Nestlé Damak ve TEMA Vakfı iş birliğinde sürdürülen, ana gayesi kalite ve randımanı artırmak olan proje, birinci iki fazında mevcut yaşlı fıstık ağaçlarının gerçek budama ile gençleştirilmesini, yeni dikimlerle genç bahçeleri kurulmasını amaçlamıştı. Bu emelle yürütülen çalışmalar sonucu üzerinde çalışılan bahçelerde komşu bahçelere kıyasla yüzde 149 üretim artışı sağlandı.
2019-2023 yılları ortasında devam edecek üçüncü fazda yeni üreticilerle yapılacak çalışmalara ve eğitime yük veriliyor.
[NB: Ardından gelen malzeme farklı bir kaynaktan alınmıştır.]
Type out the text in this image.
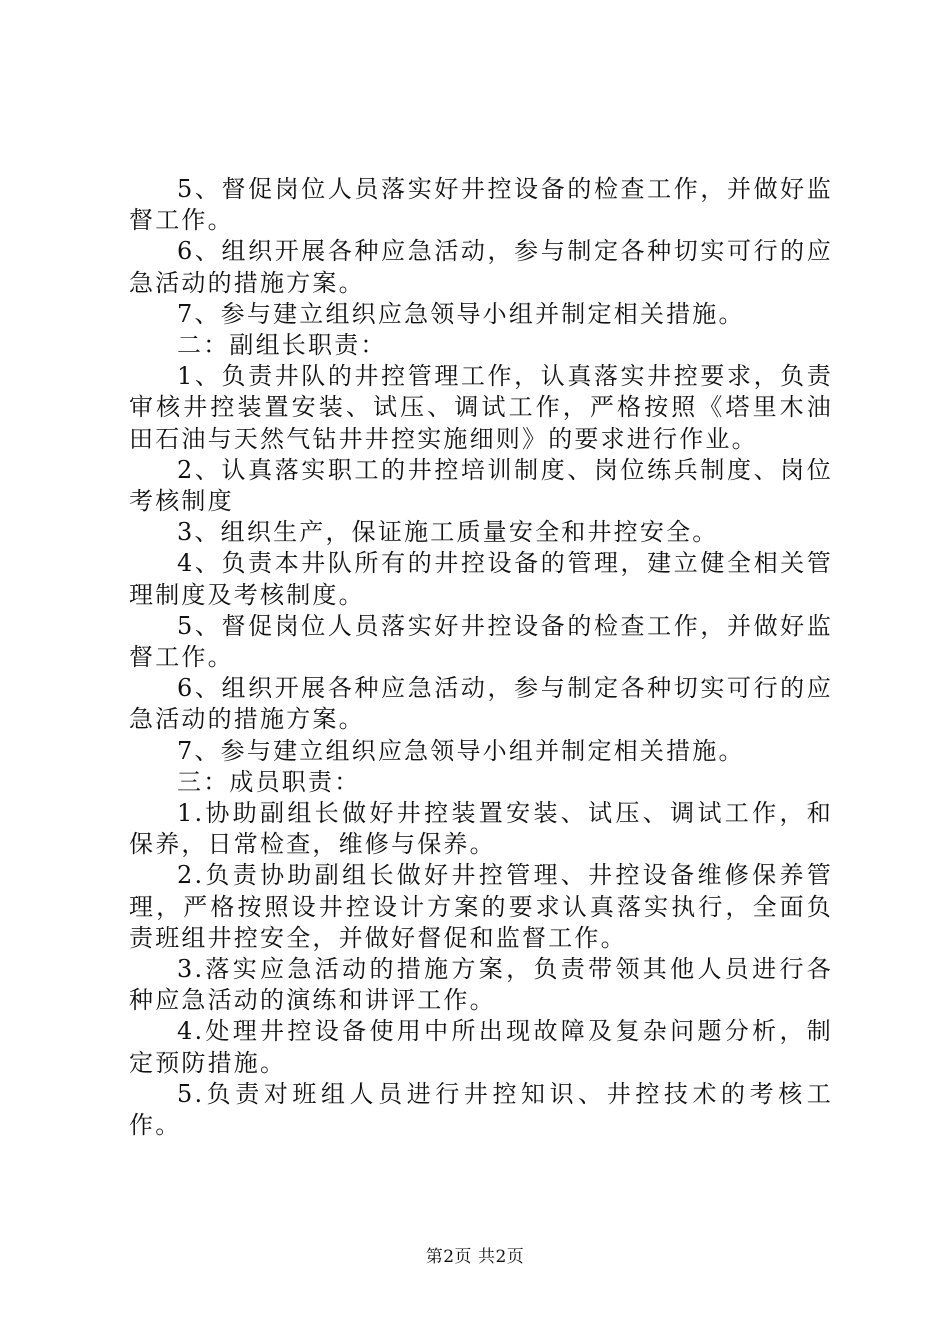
5、督促岗位人员落实好井控设备的检查工作，并做好监督工作。

6、组织开展各种应急活动，参与制定各种切实可行的应急活动的措施方案。

7、参与建立组织应急领导小组并制定相关措施。

二：副组长职责：

1、负责井队的井控管理工作，认真落实井控要求，负责审核井控装置安装、试压、调试工作，严格按照《塔里木油田石油与天然气钻井井控实施细则》的要求进行作业。

2、认真落实职工的井控培训制度、岗位练兵制度、岗位考核制度

3、组织生产，保证施工质量安全和井控安全。

4、负责本井队所有的井控设备的管理，建立健全相关管理制度及考核制度。

5、督促岗位人员落实好井控设备的检查工作，并做好监督工作。

6、组织开展各种应急活动，参与制定各种切实可行的应急活动的措施方案。

7、参与建立组织应急领导小组并制定相关措施。

三：成员职责：

1.协助副组长做好井控装置安装、试压、调试工作，和保养，日常检查，维修与保养。

2.负责协助副组长做好井控管理、井控设备维修保养管理，严格按照设井控设计方案的要求认真落实执行，全面负责班组井控安全，并做好督促和监督工作。

3.落实应急活动的措施方案，负责带领其他人员进行各种应急活动的演练和讲评工作。

4.处理井控设备使用中所出现故障及复杂问题分析，制定预防措施。

5.负责对班组人员进行井控知识、井控技术的考核工作。

第2页 共2页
Bu kapsamda Gaziantep’te ilkokul çocuklarına eğitimler verilerek onların gelecekte bu üretimi sürdürmeleri için farkındalık yaratılması, 4 bin 500 çocuğa ulaşılması hedefleniyor.
Nestlé Türkiye Çikolata ve Şekerleme İş Ünitesi Genel Müdürü Umut Tavaşoğlu projenin birinci dokuz yılında yapılanları şöyle özetledi:
“92 köyde yer alan 177 bahçede çalışma yürütüldü. Birinci fazda 23 örnek bahçede, ikinci fazda ise Barak Ovası’nda yer alan 154 bahçede çalışmalar yapıldı. Dokuz yıl boyunca çalışılan bahçelerde komşu bahçelere kıyasla yüzde 149 üretim artışı sağlandı. Toplamda yaklaşık 1500 çiftçiye eğitim verildi. Hastalık ve ziyanlı popülasyonlar yüzde 80 azaltıldı. 2 bin adet erkek fidan, 54 bahçe sahibine dağıtıldı.”
6 milyar gelebilir
Bu yıl da 36 köyde 183 üreticiye 1000 erkek fidan dağıtıldığını belirten Tavaşoğlu, projenin en büyük kazanımlarından birini, klâsik metotlarla, kimi vakit yanlış uygulamalarla fıstık tarımını sürdüren, çoğunluğu da yaşlı olan üreticilerin eğitilmesi, bugün o çiftçilerin bölgelerinde lider üretici pozisyonuna gelmesi olarak söz etti.
Tavaşoğlu, “Üreticilerin toplam üretimi proje öncesinde 20.7 ton iken 47.9 tona yükseldi. Türkiye’deki tüm Antep fıstığı bahçelerinde uygulanması ve üretimde yüzde 50 artış sağlanması halinde, Antep fıstığından 2 milyar – 6 milyar lira ortasında ek ulusal hasıla elde edilebilir” dedi.
Projenin birinci iki fazına da 3 milyon liralık yatırım yapılırken, üçüncü fazda da 3 milyon liralık yatırım öngörülüyor.
O bahçelerde daima var yılı
TEMA Vakfı Lideri Deniz Ataç, Antep fıstığının “var yılı – yok yılı” (periyodisite) tesirinde bir eser olarak bilindiğini, lakin projeye katılan örnek bahçelerde bu tesirin son derece azaldığı anlattı. Ataç, “2011 yılından beri projeden yararlanan çiftçilerin yüzde 90.9’u, 2014 yılından itibaren projeden yararlanan çiftçilerin ise yüzde 61.3’ü proje faaliyetleri ile periyodisitenin tesirinin azaldığını ve artık her yıl eser alabildiklerini, böylelikle hem toprakların sürdürülebilir kullanımının ve hem de her yıl gelir elde etmenin mümkün hale geldiğini belirtiyor” dedi.